Le Conseil d’État estime qu’aucun texte ni aucun principe ne s’oppose à ce qu’une collectivité territoriale se porte candidate à un contrat de commande publique (notamment marché public ou délégation de service public) passé par une autre personne publique. Il rappelle cependant que, comme toutes les actions que ces collectivités sont compétentes pour assumer, cette candidature est soumise à la condition d’être justifiée par un intérêt public local. Le Conseil d’État juge que tel est le cas si la candidature de la collectivité constitue le prolongement d’une mission de service public dont la collectivité ou l’établissement public de coopération a la charge. La candidature peut notamment avoir pour but d’amortir des équipements, de valoriser les moyens dont dispose le service ou d’assurer son équilibre financier. La condition de l’intérêt public local est alors remplie. L’obtention du marché public ne doit pas, en revanche, avoir pour effet de compromettre l’exercice de la mission de service public dont il constitue le prolongement.
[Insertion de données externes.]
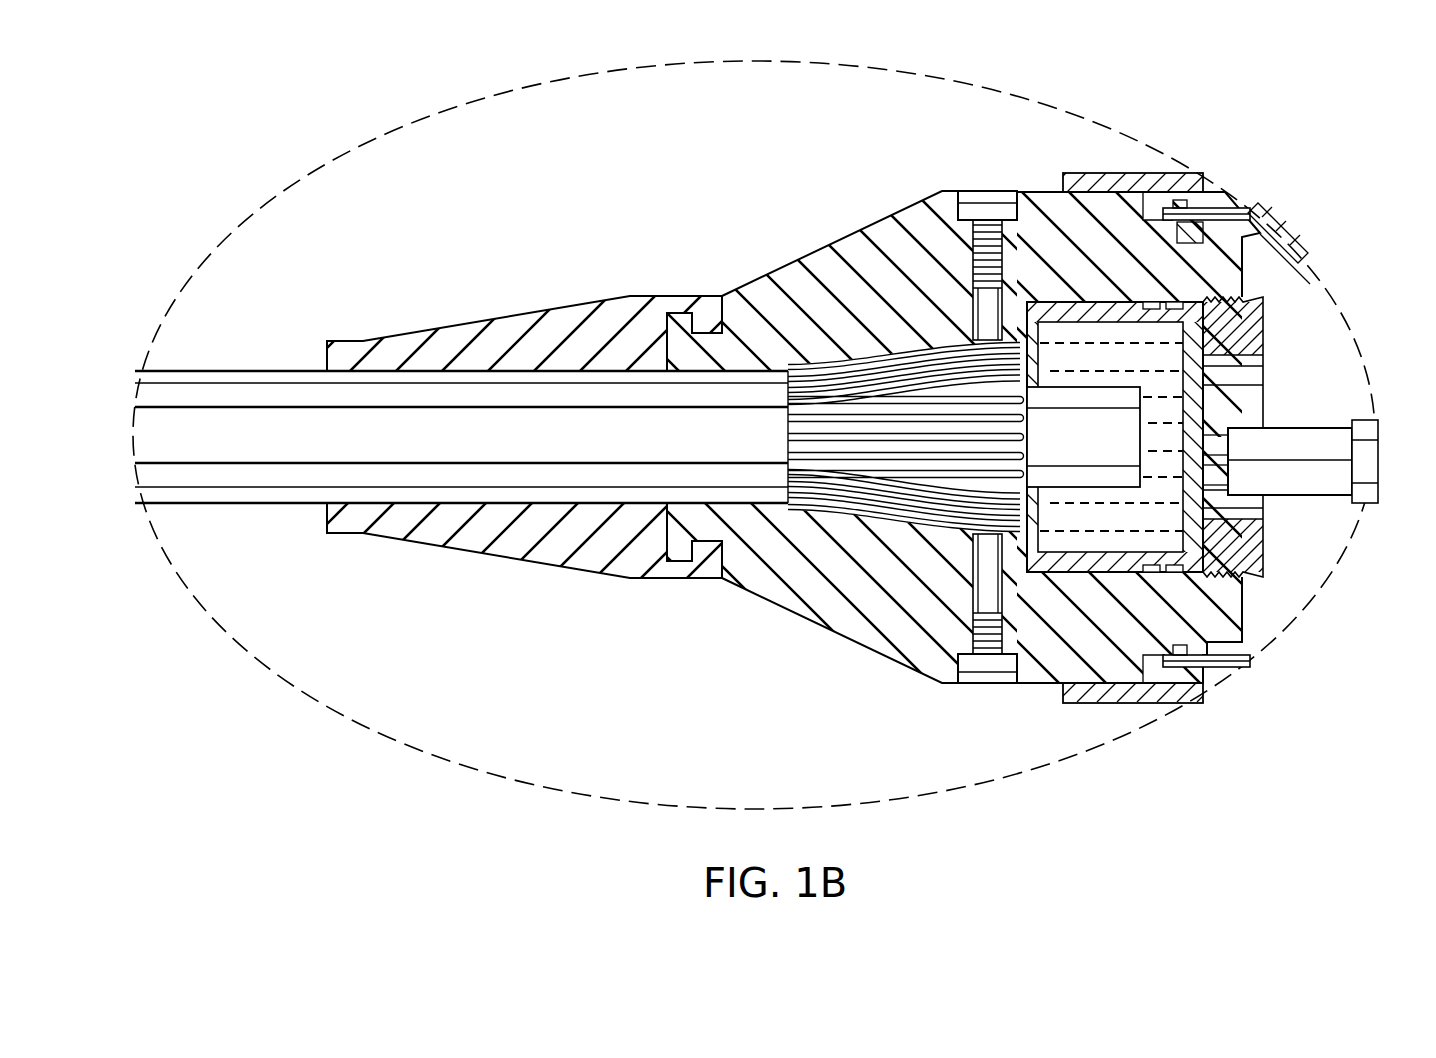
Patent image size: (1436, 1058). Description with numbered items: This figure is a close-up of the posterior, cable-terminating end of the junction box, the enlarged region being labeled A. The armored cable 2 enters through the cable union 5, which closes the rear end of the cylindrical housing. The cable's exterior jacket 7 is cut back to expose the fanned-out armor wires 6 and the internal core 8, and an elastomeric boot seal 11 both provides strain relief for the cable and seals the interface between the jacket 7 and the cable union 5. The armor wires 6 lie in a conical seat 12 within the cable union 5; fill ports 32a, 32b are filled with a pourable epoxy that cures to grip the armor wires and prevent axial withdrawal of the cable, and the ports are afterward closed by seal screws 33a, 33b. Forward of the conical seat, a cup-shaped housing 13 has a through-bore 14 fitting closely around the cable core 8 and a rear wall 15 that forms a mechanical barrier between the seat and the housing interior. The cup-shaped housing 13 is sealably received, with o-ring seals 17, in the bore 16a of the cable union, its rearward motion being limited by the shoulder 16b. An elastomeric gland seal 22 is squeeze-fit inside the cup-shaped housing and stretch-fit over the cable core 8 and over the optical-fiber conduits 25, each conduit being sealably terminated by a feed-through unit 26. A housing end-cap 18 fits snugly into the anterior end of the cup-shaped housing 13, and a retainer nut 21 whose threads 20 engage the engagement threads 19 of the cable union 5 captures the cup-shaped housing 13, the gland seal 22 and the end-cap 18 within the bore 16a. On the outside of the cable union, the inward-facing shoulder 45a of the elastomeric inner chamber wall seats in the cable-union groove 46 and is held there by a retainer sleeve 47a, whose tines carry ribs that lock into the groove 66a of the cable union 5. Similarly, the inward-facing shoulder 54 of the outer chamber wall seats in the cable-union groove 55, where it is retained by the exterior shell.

The armored cable 2 is at (222, 371).
The cable union 5 is at (838, 610).
The armor wires 6 is at (835, 367).
The exterior jacket 7 is at (180, 437).
The internal core 8 is at (1086, 450).
The elastomeric boot seal 11 is at (467, 553).
The conical seat 12 is at (842, 508).
The cup-shaped housing 13 is at (1085, 562).
The through-bore 14 is at (1072, 387).
The rear wall 15 is at (1072, 560).
The bore 16a is at (1088, 302).
The shoulder 16b is at (1032, 560).
The o-ring seals 17 is at (1240, 548).
The housing end-cap 18 is at (1200, 378).
The engagement threads 19 is at (1213, 575).
The housing-nut threads 20 is at (1268, 567).
The retainer nut 21 is at (1205, 360).
The elastomeric gland seal 22 is at (1165, 338).
The optical-fiber conduits 25 is at (1203, 436).
The feed-through units 26 is at (1327, 440).
The fill port 32a is at (975, 328).
The fill port 32b is at (987, 562).
The seal screw 33a is at (977, 200).
The seal screw 33b is at (968, 667).
The inward-facing shoulder 45a is at (1230, 667).
The cable-union groove 46 is at (1290, 616).
The retainer sleeve 47a is at (1237, 213).
The inward-facing shoulder 54 is at (1153, 205).
The cable-union groove 55 is at (1135, 230).
The groove 66a is at (1240, 232).
The detail region A is at (420, 784).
Si la candidature de la collectivité respecte ces conditions, le Conseil d’État insiste sur la nécessité de respecter également le droit de la concurrence. En particulier, le prix proposé par la collectivité territoriale doit être déterminé en prenant en compte l’ensemble des coûts directs et indirects exposés, sans que la collectivité tire un avantage de son statut de personne publique. Elle agit alors en se plaçant dans une situation comparable à celle d’un opérateur privé intervenant sur un marché, ce qu’elle doit pouvoir justifier par ses documents comptables ou tout autre moyen d’information approprié.
Enfin, le Conseil d’État précise que les conditions posées par sa décision à la candidature d’une collectivité à un marché public ne remettent pas en cause la faculté qu’ont les collectivités territoriales d’instituer des modes de coopération en dehors du cadre concurrentiel, dans les conditions prévues par la loi.

L’application au cas d’espèce

Au cas d’espèce, le Conseil d’État ne se prononce pas sur la validité de la candidature du département de la Charente-Maritime au marché public du dragage de l’estuaire du Lay. Il constate que la cour administrative d’appel n’a pas appliqué les principes exposés ci-dessus. Le Conseil d’État annule donc son arrêt et lui renvoie l’affaire pour qu’elle la juge à nouveau.